Outbreaks of disease caused by foodborne pathogens such as Salmonella, E. coli, Listeria, and others clearly have an enormous impact on public health. Unfortunately, effectively eliminating these ever-evolving bacteria from food processing plants can be difficult and costly. Despite rigorous controls put in place by experts at the U.S. Department of Agriculture and the U.S. Food and Drug Administration, we continue to see growth in the number of cases of food-related disease in the United States and around the world. Consider the following:

• Salmonella, a bacterium that causes one of the most common intestinal infections in the United States (salmonellosis) is implicated in more than one million cases of foodborne disease annually in the United States, according to a 2011 report. Of these cases, approximately 20,000 result in hospitalization and 378 result in death.
• Once regarded as a rare serotype, Escherichia coli O157:H7 (E. coli O157:H7) today is one of the major contributors to foodborne disease in industrial countries. It has been estimated that each year E. coli O157:H7 causes approximately 62,000 cases of foodborne disease and approximately 1,800 foodborne illness-related hospitalizations in the United States.
• Disease caused by Listeria monocytogenes (listeriosis) primarily affects pregnant women, newborns, and adults with weakened immune systems and has one of the highest fatality rates among all foodborne bacterial diseases.

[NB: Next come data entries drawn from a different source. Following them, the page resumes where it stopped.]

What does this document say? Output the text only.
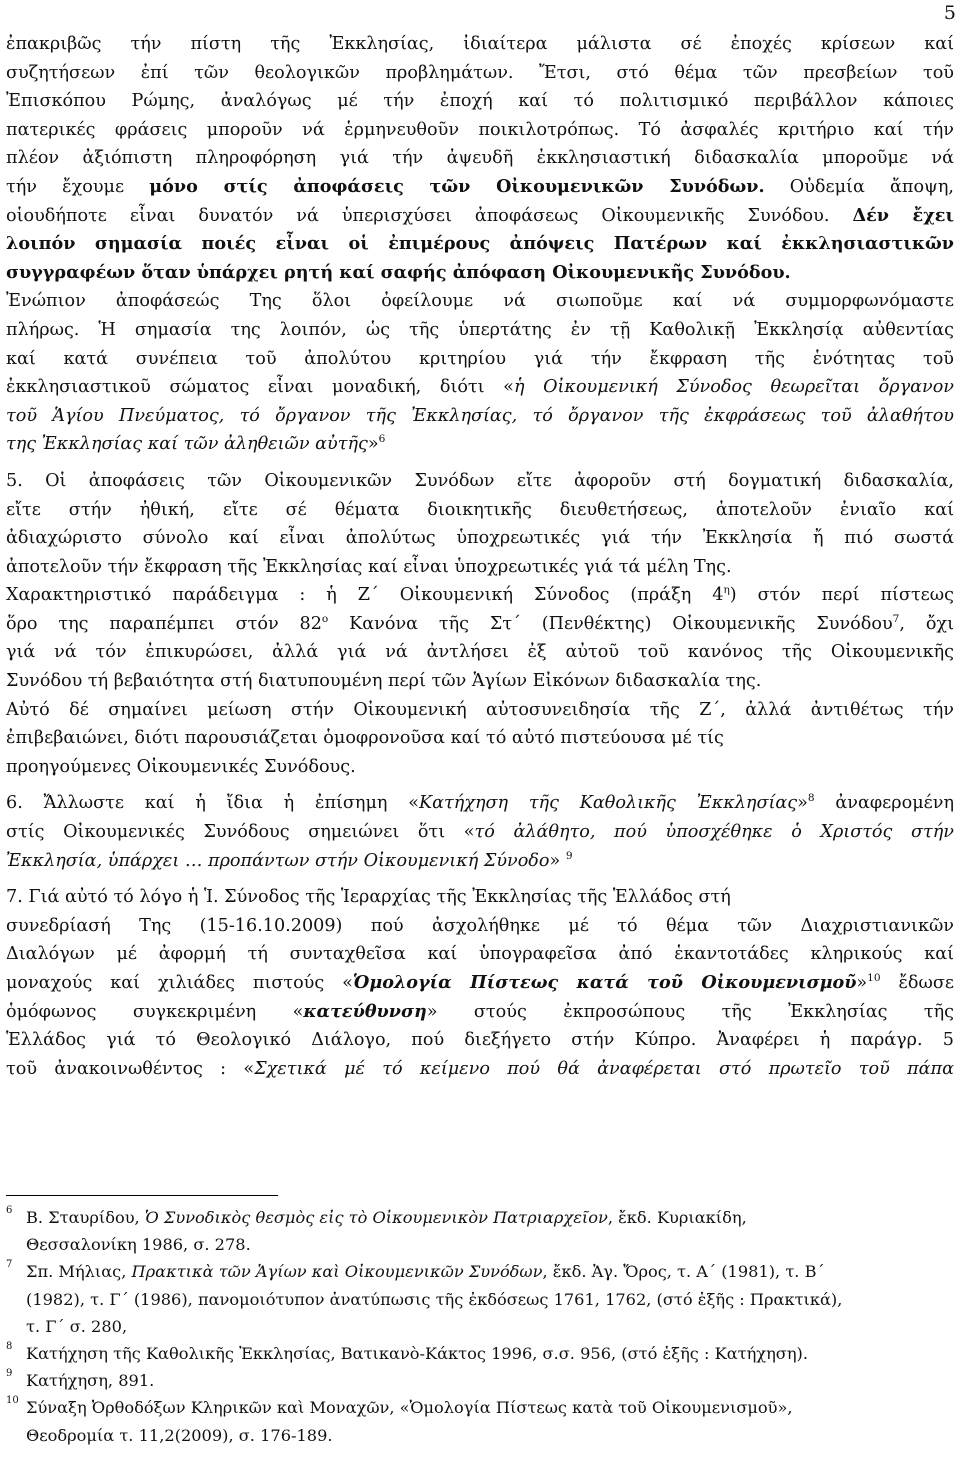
5

ἐπακριβῶς τήν πίστη τῆς Ἐκκλησίας, ἰδιαίτερα μάλιστα σέ ἐποχές κρίσεων καί
συζητήσεων ἐπί τῶν θεολογικῶν προβλημάτων. Ἔτσι, στό θέμα τῶν πρεσβείων τοῦ
Ἐπισκόπου Ρώμης, ἀναλόγως μέ τήν ἐποχή καί τό πολιτισμικό περιβάλλον κάποιες
πατερικές φράσεις μποροῦν νά ἑρμηνευθοῦν ποικιλοτρόπως. Τό ἀσφαλές κριτήριο καί τήν
πλέον ἀξιόπιστη πληροφόρηση γιά τήν ἀψευδῆ ἐκκλησιαστική διδασκαλία μποροῦμε νά
τήν ἔχουμε μόνο στίς ἀποφάσεις τῶν Οἰκουμενικῶν Συνόδων. Οὐδεμία ἄποψη,
οἱουδήποτε εἶναι δυνατόν νά ὑπερισχύσει ἀποφάσεως Οἰκουμενικῆς Συνόδου. Δέν ἔχει
λοιπόν σημασία ποιές εἶναι οἱ ἐπιμέρους ἀπόψεις Πατέρων καί ἐκκλησιαστικῶν
συγγραφέων ὅταν ὑπάρχει ρητή καί σαφής ἀπόφαση Οἰκουμενικῆς Συνόδου.
Ἐνώπιον ἀποφάσεώς Της ὅλοι ὀφείλουμε νά σιωποῦμε καί νά συμμορφωνόμαστε
πλήρως. Ἡ σημασία της λοιπόν, ὡς τῆς ὑπερτάτης ἐν τῇ Καθολικῇ Ἐκκλησίᾳ αὐθεντίας
καί κατά συνέπεια τοῦ ἀπολύτου κριτηρίου γιά τήν ἔκφραση τῆς ἑνότητας τοῦ
ἐκκλησιαστικοῦ σώματος εἶναι μοναδική, διότι «ἡ Οἰκουμενική Σύνοδος θεωρεῖται ὄργανον
τοῦ Ἁγίου Πνεύματος, τό ὄργανον τῆς Ἐκκλησίας, τό ὄργανον τῆς ἐκφράσεως τοῦ ἀλαθήτου
της Ἐκκλησίας καί τῶν ἀληθειῶν αὐτῆς»$^6$

5. Οἱ ἀποφάσεις τῶν Οἰκουμενικῶν Συνόδων εἴτε ἀφοροῦν στή δογματική διδασκαλία,
εἴτε στήν ἠθική, εἴτε σέ θέματα διοικητικῆς διευθετήσεως, ἀποτελοῦν ἑνιαῖο καί
ἀδιαχώριστο σύνολο καί εἶναι ἀπολύτως ὑποχρεωτικές γιά τήν Ἐκκλησία ἤ πιό σωστά
ἀποτελοῦν τήν ἔκφραση τῆς Ἐκκλησίας καί εἶναι ὑποχρεωτικές γιά τά μέλη Της.
Χαρακτηριστικό παράδειγμα : ἡ Ζ΄ Οἰκουμενική Σύνοδος (πράξη $4^\eta$) στόν περί πίστεως
ὅρο της παραπέμπει στόν $82^o$ Κανόνα τῆς Στ΄ (Πενθέκτης) Οἰκουμενικῆς Συνόδου$^7$, ὄχι
γιά νά τόν ἐπικυρώσει, ἀλλά γιά νά ἀντλήσει ἐξ αὐτοῦ τοῦ κανόνος τῆς Οἰκουμενικῆς
Συνόδου τή βεβαιότητα στή διατυπουμένη περί τῶν Ἁγίων Εἰκόνων διδασκαλία της.
Αὐτό δέ σημαίνει μείωση στήν Οἰκουμενική αὐτοσυνειδησία τῆς Ζ΄, ἀλλά ἀντιθέτως τήν
ἐπιβεβαιώνει, διότι παρουσιάζεται ὁμοφρονοῦσα καί τό αὐτό πιστεύουσα μέ τίς
προηγούμενες Οἰκουμενικές Συνόδους.

6. Ἄλλωστε καί ἡ ἴδια ἡ ἐπίσημη «Κατήχηση τῆς Καθολικῆς Ἐκκλησίας»$^8$ ἀναφερομένη
στίς Οἰκουμενικές Συνόδους σημειώνει ὅτι «τό ἀλάθητο, πού ὑποσχέθηκε ὁ Χριστός στήν
Ἐκκλησία, ὑπάρχει … προπάντων στήν Οἰκουμενική Σύνοδο» $^9$

7. Γιά αὐτό τό λόγο ἡ Ἱ. Σύνοδος τῆς Ἱεραρχίας τῆς Ἐκκλησίας τῆς Ἑλλάδος στή
συνεδρίασή Της (15-16.10.2009) πού ἀσχολήθηκε μέ τό θέμα τῶν Διαχριστιανικῶν
Διαλόγων μέ ἀφορμή τή συνταχθεῖσα καί ὑπογραφεῖσα ἀπό ἑκαντοτάδες κληρικούς καί
μοναχούς καί χιλιάδες πιστούς «Ὁμολογία Πίστεως κατά τοῦ Οἰκουμενισμοῦ»$^{10}$ ἔδωσε
ὁμόφωνος συγκεκριμένη «κατεύθυνση» στούς ἐκπροσώπους τῆς Ἐκκλησίας τῆς
Ἑλλάδος γιά τό Θεολογικό Διάλογο, πού διεξήγετο στήν Κύπρο. Ἀναφέρει ἡ παράγρ. 5
τοῦ ἀνακοινωθέντος : «Σχετικά μέ τό κείμενο πού θά ἀναφέρεται στό πρωτεῖο τοῦ πάπα

6 Β. Σταυρίδου, Ὁ Συνοδικὸς θεσμὸς εἰς τὸ Οἰκουμενικὸν Πατριαρχεῖον, ἔκδ. Κυριακίδη,
Θεσσαλονίκη 1986, σ. 278.
7 Σπ. Μήλιας, Πρακτικὰ τῶν Ἁγίων καὶ Οἰκουμενικῶν Συνόδων, ἔκδ. Ἁγ. Ὄρος, τ. Α΄ (1981), τ. Β΄
(1982), τ. Γ΄ (1986), πανομοιότυπον ἀνατύπωσις τῆς ἐκδόσεως 1761, 1762, (στό ἑξῆς : Πρακτικά),
τ. Γ΄ σ. 280,
8 Κατήχηση τῆς Καθολικῆς Ἐκκλησίας, Βατικανὸ-Κάκτος 1996, σ.σ. 956, (στό ἑξῆς : Κατήχηση).
9 Κατήχηση, 891.
10 Σύναξη Ὀρθοδόξων Κληρικῶν καὶ Μοναχῶν, «Ὁμολογία Πίστεως κατὰ τοῦ Οἰκουμενισμοῦ»,
Θεοδρομία τ. 11,2(2009), σ. 176-189.
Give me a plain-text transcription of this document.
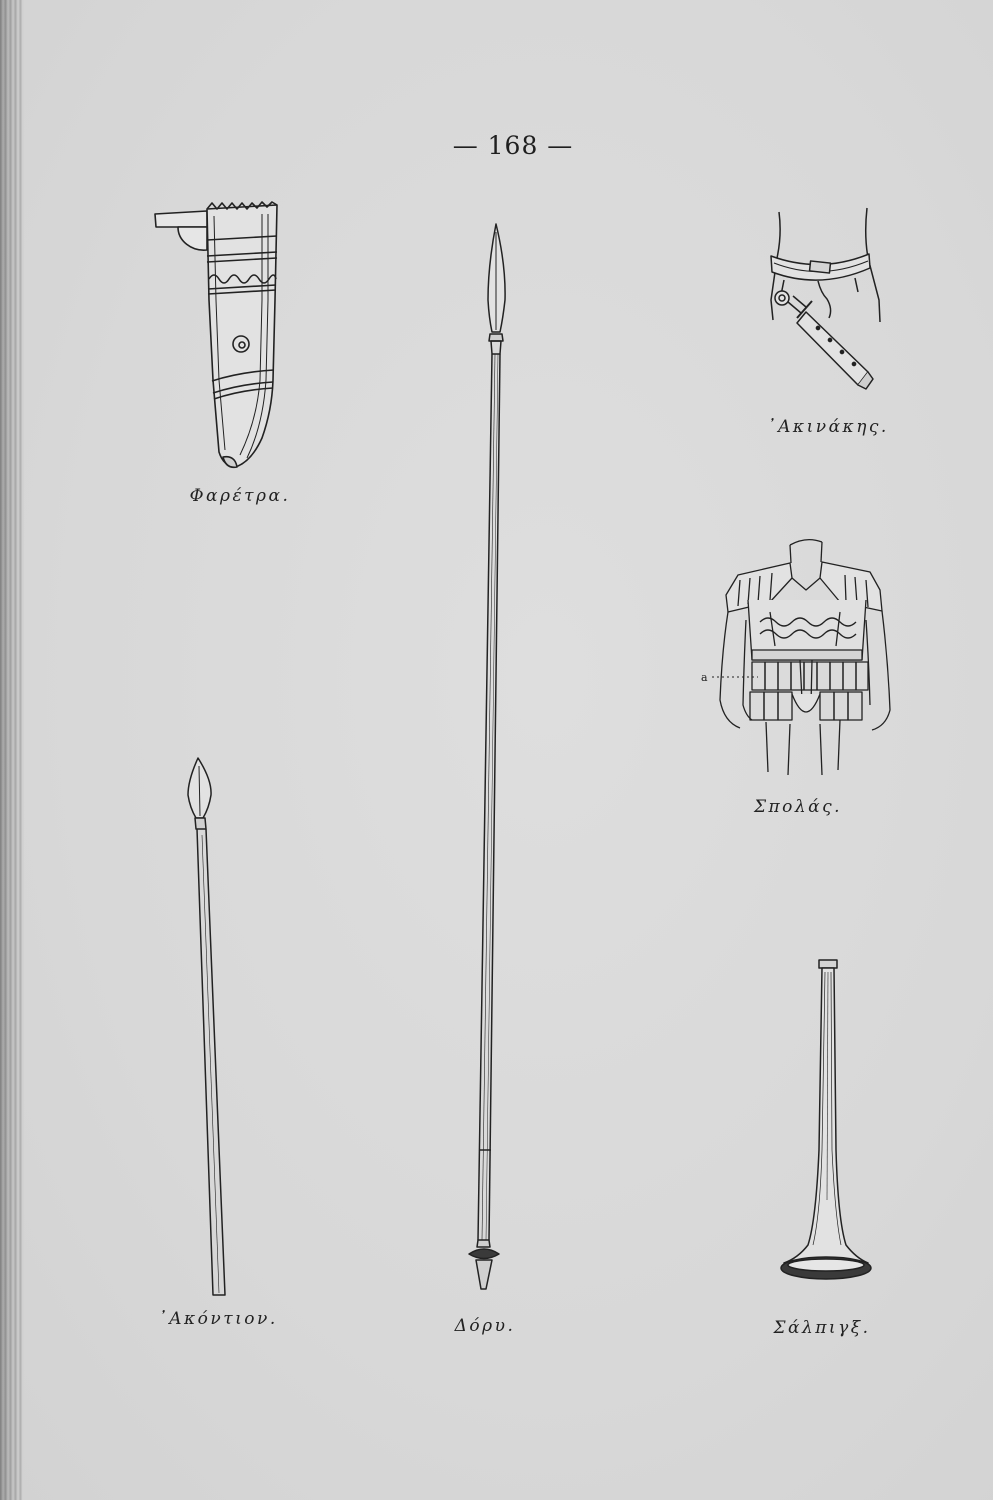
— 168 —
a
Φαρέτρα.
᾿Ακινάκης.
Σπολάς.
᾿Ακόντιον.	Δόρυ.	Σάλπιγξ.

Many available approaches for identifying foodborne pathogens are sufficient and accurate when used correctly. However, associated time lags and/or potential for human error when facilitating the tests can compromise the test results, as can a company’s ability to respond in a manner expedient enough to avoid outbreaks. For instance, results obtained from traditional microbiological culture techniques can only be obtained within three to five days. Additionally, test performance and accuracy can be negatively affected by the number of lab technicians and other specialists physically handling the samples.

Other technologies, including DNA-based polymerase chain reaction assay, immuno-assay, and immuno-latex agglutination, have been developed to address some of these issues and, in most cases, can obtain results within 48 hours. Faster detection, however, is necessary to better manage and prevent outbreaks by stopping the distribution and consumption of infected food more quickly.

Bacteriophage Technology

Detection methods utilizing bacteriophages (phages) can allow food producers to rapidly detect any bacterial pathogens present in their products. These methods also provide an effective means to significantly reduce or prevent contamination of foods with specific pathogenic bacteria, thereby eliminating the risk, or significantly reducing the magnitude and severity, of foodborne illness caused by the consumption of foods contaminated with those bacteria.